Por supuesto que abra algunos que estarán temblando, algunos que tienen fe
débil encontraran mayor confianza y reposo en Jesús y otros porque no
están seguros . Un hombre de Dios siempre sigue la fe y persevera en ella.
Buscar
el amor. Si pensamos en nuestra sociedad es fácil detectar que la ideología del
falso amor ya está por todas las partes. Por “amor” un hombre mata a su pareja,
porque se acabo “el amor” se separan, por “amor” una mujer aborta, por “amor”

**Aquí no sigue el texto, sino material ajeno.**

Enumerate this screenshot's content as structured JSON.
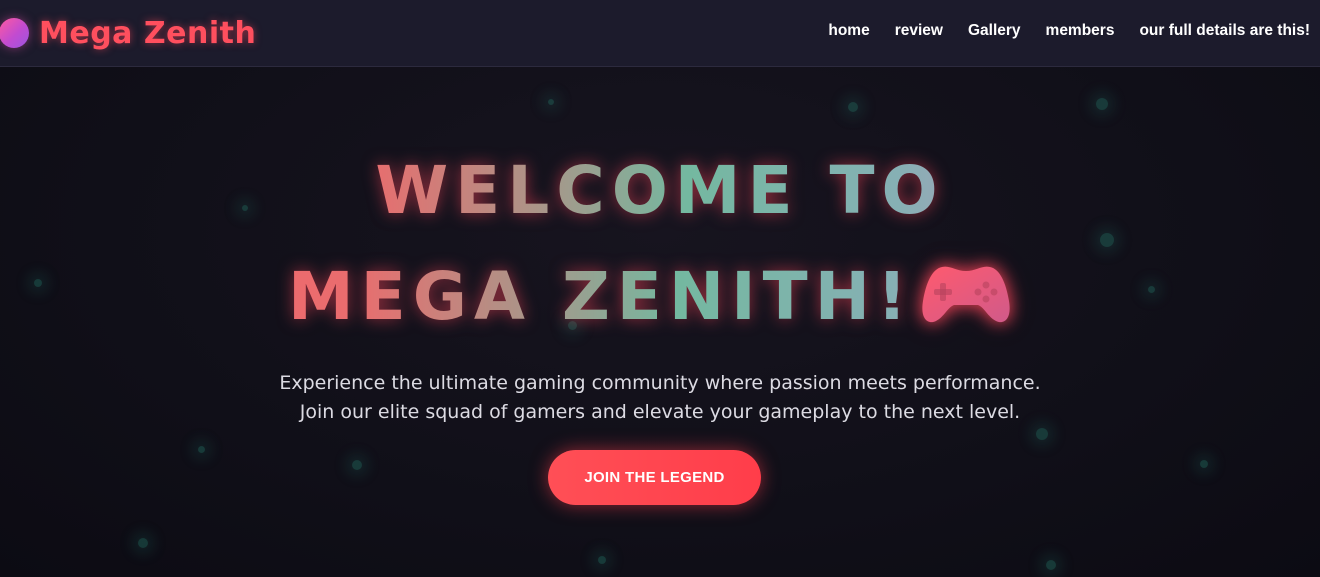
{
  "brand": {
    "name": "Mega Zenith",
    "logo_gradient": [
      "#ff5aa0",
      "#9b55e0"
    ],
    "accent_color": "#ff4f5e"
  },
  "nav": {
    "items": [
      {
        "label": "home"
      },
      {
        "label": "review"
      },
      {
        "label": "Gallery"
      },
      {
        "label": "members"
      },
      {
        "label": "our full details are this!"
      }
    ]
  },
  "hero": {
    "title_line1": "WELCOME TO",
    "title_line2": "MEGA ZENITH!",
    "title_icon": "gamepad-icon",
    "subtitle_line1": "Experience the ultimate gaming community where passion meets performance.",
    "subtitle_line2": "Join our elite squad of gamers and elevate your gameplay to the next level.",
    "cta_label": "JOIN THE LEGEND"
  },
  "colors": {
    "background": "#0f0e18",
    "navbar": "#1c1b2c",
    "button": "#ff4452",
    "subtitle_text": "#dcdbe3"
  }
}
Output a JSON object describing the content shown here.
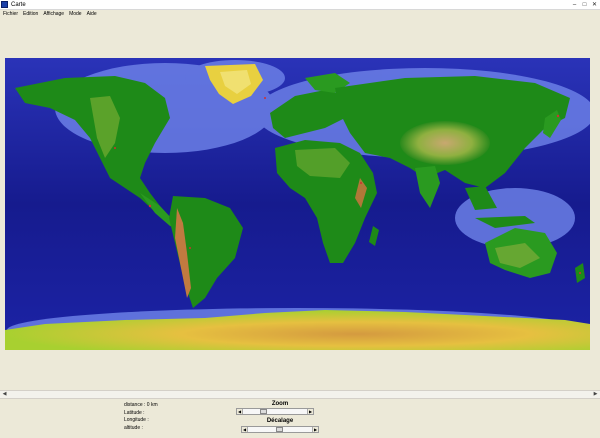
{
  "window": {
    "title": "Carte",
    "minimize_icon": "minimize-icon",
    "maximize_icon": "maximize-icon",
    "close_icon": "close-icon"
  },
  "menu": [
    "Fichier",
    "Edition",
    "Affichage",
    "Mode",
    "Aide"
  ],
  "map": {
    "content": "world elevation map"
  },
  "info": {
    "distance": "distance : 0 km",
    "latitude": "Latitude :",
    "longitude": "Longitude :",
    "altitude": "altitude :"
  },
  "zoom": {
    "label": "Zoom",
    "level": 0.3
  },
  "decalage": {
    "label": "Décalage",
    "level": 0.5
  },
  "colors": {
    "ocean": "#1a1f9a",
    "shelf": "#6b7fe6",
    "land": "#1e8a18",
    "highland": "#b8c830",
    "desert": "#d8a060",
    "ice": "#f0e060"
  }
}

se casaran las parejas homosexuales, todo es por “amor”. Ahora pensemos en los
círculos cristianos parece haber invadido la misma ideología falsa del amor.
Dice un Dios de “amor” no puede enviar gente al infierno”, lo que importa es
“amor” no la doctrina, no debes juzgar debes “amar”. Hay que ser sumamente
cuidadosos en cómo se usa la palabra amor hoy en día. Debemos mostrar el amor
en nuestras iglesias, debemos amarnos unos a otros, debemos crecer en amor,
debemos negarnos a nosotros mismos para amar a nuestros hermanos. El amor es el
distintivo del cristianismo, pero definamos bien lo que es amor.
Buscar
la paciencia. Todas las virtudes
recomendadas hay que cultivarlas, pero pienso que esta es una de las que más
necesitamos , no es posible buscar la justicia sino tenemos paciencia, ni
practicar la piedad si esperamos resultados rápidos, ni perseverar en la fe si
no tenemos paciencia. Todas las características que hemos venido enunciando
tienen que tener cierta dosis de paciencia. Además hay que añadir a esto que
nuestra sociedad no promueve la paciencia para nada; si tienes una relación que
no funciona te buscas otra, si hay algo que no te gusta te compras otra, si
quieres comunicarte con alguien lo haces rápidamente, todo lo puedes obtener rápido
¿Para qué esperar? Pero como cristianos sabemos que la paciencia es parte
esencial del cristianismo.
Ser
manso o humilde no significa que es alguien que es pisoteado por todas las
personas. Ni tampoco significa que es alguien necesariamente tranquilo. Ser
manso o humilde es alguien que sabe quién es. Sabe que es un pecador redimido
por Jesús y que ahora es amado por Dios. Incluso Pablo nos dice que el siervo
de Dios debe ser manso y debe corregir a los que se oponen al evangelio (2 Tim
2:25- No confundamos ser manso con ser cobarde.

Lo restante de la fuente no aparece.